Sur scène, en tout cas, les musiciens ont su démontrer à quel point la cohabitation interîles pouvait être possible, interprétant ce qui peut être considéré comme l’hymne de la région, Koste lepep losean indien de Patrick Victor, dans les langues des pays de la région. Le tout avec un mélange d’instruments traditionnels et modernes. Mais le manque d’interaction avec le public et les temps de pause entre chaque prestation ont quelque peu atténué l’ardeur de certains spectateurs venus pour le spectacle. Cela n’a pas empêché certains de se révéler, à l’instar de la non-voyante Jane Constance, qui s’affirme de plus en plus depuis qu’elle est montée sur scène pour la première fois il y a quatre ans. En duo avec Éric Triton, elle a été tout simplement sublime avec une voix très présente et en chantant avec émotion et conviction.
Zulu, qui prépare actuellement un nouvel album, n’a fait que confirmer le potentiel de son groupe alors que Ras Nininn, qui représentera Maurice aux Jeux de la Francophonie en France en septembre, est une autre valeur sûre de la musique locale sur laquelle on pourra compter pour porter haut le drapeau de Maurice, à l’instar de Bruno Raya, qui s’est produit au Zénith à Paris il y a quelques semaines et qui entamera bientôt une tournée internationale.

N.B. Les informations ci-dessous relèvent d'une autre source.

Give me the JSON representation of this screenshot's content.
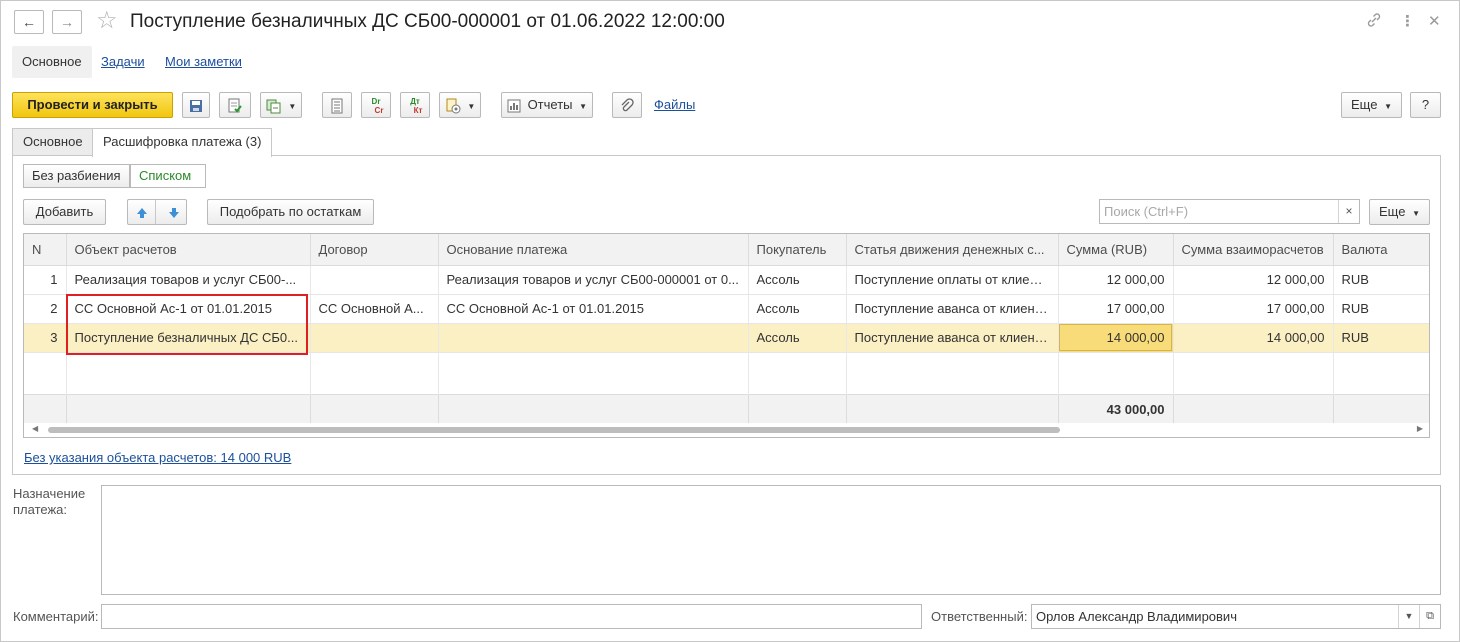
{
  "window": {
    "title": "Поступление безналичных ДС СБ00-000001 от 01.06.2022 12:00:00",
    "back_icon": "arrow-left-icon",
    "forward_icon": "arrow-right-icon",
    "star_icon": "star-icon"
  },
  "section_tabs": [
    "Основное",
    "Задачи",
    "Мои заметки"
  ],
  "toolbar": {
    "post_close": "Провести и закрыть",
    "reports": "Отчеты",
    "files": "Файлы",
    "more": "Еще",
    "help": "?"
  },
  "panel_tabs": [
    "Основное",
    "Расшифровка платежа (3)"
  ],
  "mode": {
    "options": [
      "Без разбиения",
      "Списком"
    ],
    "selected": "Списком"
  },
  "grid_toolbar": {
    "add": "Добавить",
    "pick": "Подобрать по остаткам",
    "search_placeholder": "Поиск (Ctrl+F)",
    "clear": "×",
    "more": "Еще"
  },
  "table": {
    "columns": [
      "N",
      "Объект расчетов",
      "Договор",
      "Основание платежа",
      "Покупатель",
      "Статья движения денежных с...",
      "Сумма (RUB)",
      "Сумма взаиморасчетов",
      "Валюта"
    ],
    "rows": [
      [
        "1",
        "Реализация товаров и услуг СБ00-...",
        "",
        "Реализация товаров и услуг СБ00-000001 от 0...",
        "Ассоль",
        "Поступление оплаты от клиент...",
        "12 000,00",
        "12 000,00",
        "RUB"
      ],
      [
        "2",
        "СС Основной Ас-1 от 01.01.2015",
        "СС Основной А...",
        "СС Основной Ас-1 от 01.01.2015",
        "Ассоль",
        "Поступление аванса от клиент...",
        "17 000,00",
        "17 000,00",
        "RUB"
      ],
      [
        "3",
        "Поступление безналичных ДС СБ0...",
        "",
        "",
        "Ассоль",
        "Поступление аванса от клиент...",
        "14 000,00",
        "14 000,00",
        "RUB"
      ]
    ],
    "total": "43 000,00",
    "selected_row": 3
  },
  "unassigned_link": "Без указания объекта расчетов: 14 000 RUB",
  "purpose_label": "Назначение платежа:",
  "comment_label": "Комментарий:",
  "responsible_label": "Ответственный:",
  "responsible_value": "Орлов Александр Владимирович",
  "colors": {
    "accent_yellow": "#f2c60f",
    "selection": "#fbf0c4",
    "link": "#1c4f9c",
    "highlight_box": "#e02020"
  }
}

Pour ceux qui ne connaissaient pas encore la musique comorienne, la prestation du trio Elisouma, formé pour la circonstance, était une excellente entrée en matière. Ces musiciens de différentes générations ont étonné par leur grande complicité, leur aisance scénique et leurs aptitudes vocales. Artiste à succès, Christine Salem, la militante du maloya à La Réunion, a aussi séduit le public, tout comme les Malgaches de Tarika Sammy qui se sont donnés à coeur joie pour faire connaître la musique de leur pays. La soirée a pris fin sous la pluie alors que le public était bercé par le duo Linzy et Bruno Raya avec leur chanson fétiche.